I am middle-aged, and I can understand the appeal of summarizing important life work into a comprehensive book. However, don't expect rocking-chair reminiscences or stories of glory days here. Also don't expect long-term follow-up data or clinical discussions. This book is written primarily by the research sociologist for the project. At its heart this is a scholarly, field-based sociology book built upon literature reviews, ethnographic notes collected by the author, and correlational data analysis. It reads like a very long journal article, which, frankly, is not my favorite writing style.

The book is organized around chapters covering social relations, substance abuse, mental illness, community functioning, and housing loss. Throughout, it incorporates discussions of several crucial theoretical issues and models, including whether a person's traits or environment is more influential in determining behavior when the person is housed, the process of engaging in small intentional homogeneous communities versus engaging in the larger social community, the impact of accepting versus rejecting support, and client needs versus wants. Each discussion remains bounded by the research findings and eschews stimulating speculation (for example, as to why black clients were stunningly unlikely to maintain independent living but did as well as whites in the group settings). It also refrains from making overt clinical or policy recommendations.

The most controversial chapter is likely the one that discusses how staff assessments of client needs are more predictive of client success in each type of housing than of client desires—anathema to much of today's recovery movement. I thought the most compelling chapter was the one on empowerment that uses house meeting notes to describe the heartbreaking process of staff becoming increasingly frustrated and disillusioned with their inability to make empowerment work in the small-group housing.

As a mental health staff member, I would have liked more about staff issues and services overall, but they were neither the object of the study nor seemingly even especially interesting to the author. This disinterest may make the book of substantially less relevance for readers who are staff members looking for insights into their work fighting homelessness.
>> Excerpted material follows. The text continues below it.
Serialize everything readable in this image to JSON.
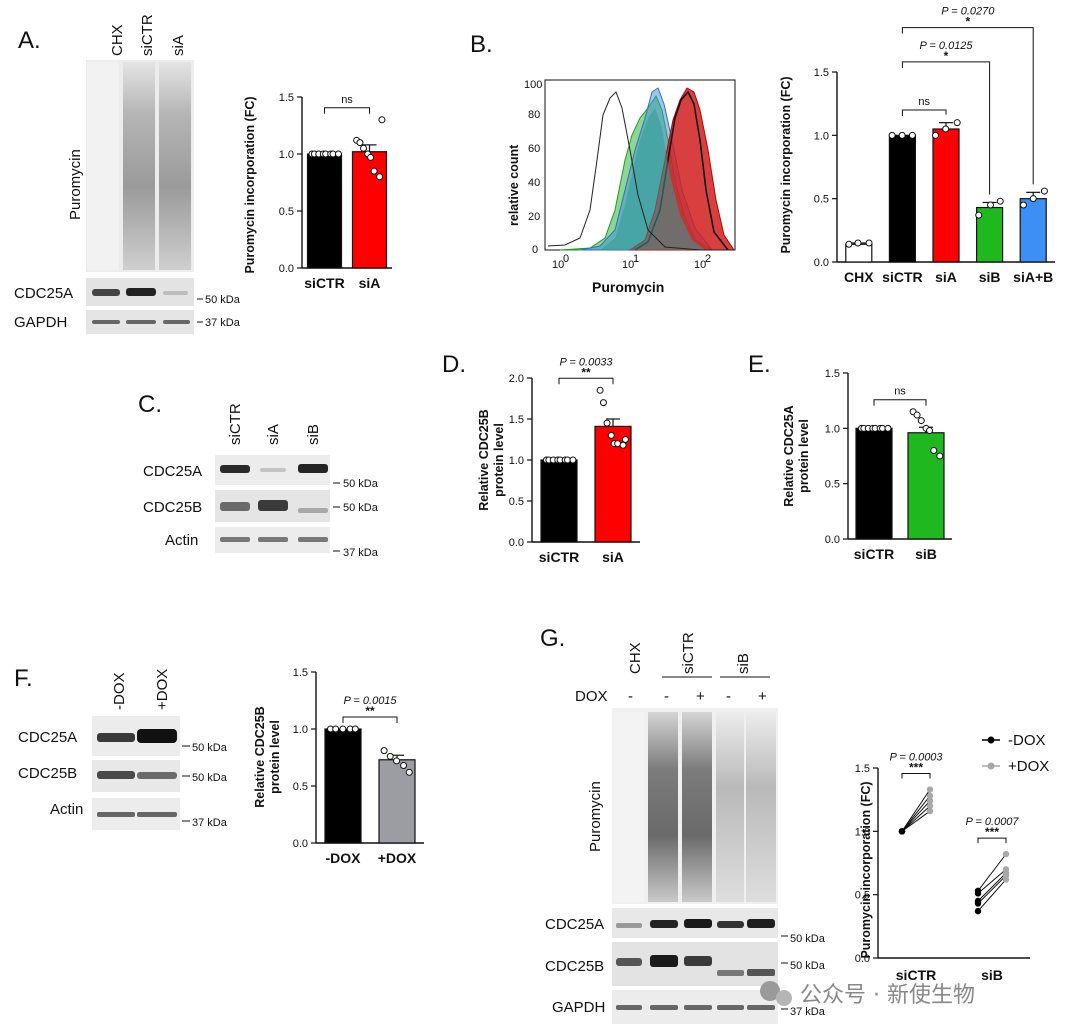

I also felt as though I was in a time capsule while reading this book. Although the sociology references are up to date, the services mentioned felt outmoded to me. I believe that recovery-oriented staff and services can make a profound difference in people's lives, so I was left wondering whether the research findings apply to today's programs, especially the best ones. Maybe we've made progress helping homeless people in the past 20 years—a possibility that this book doesn't really address.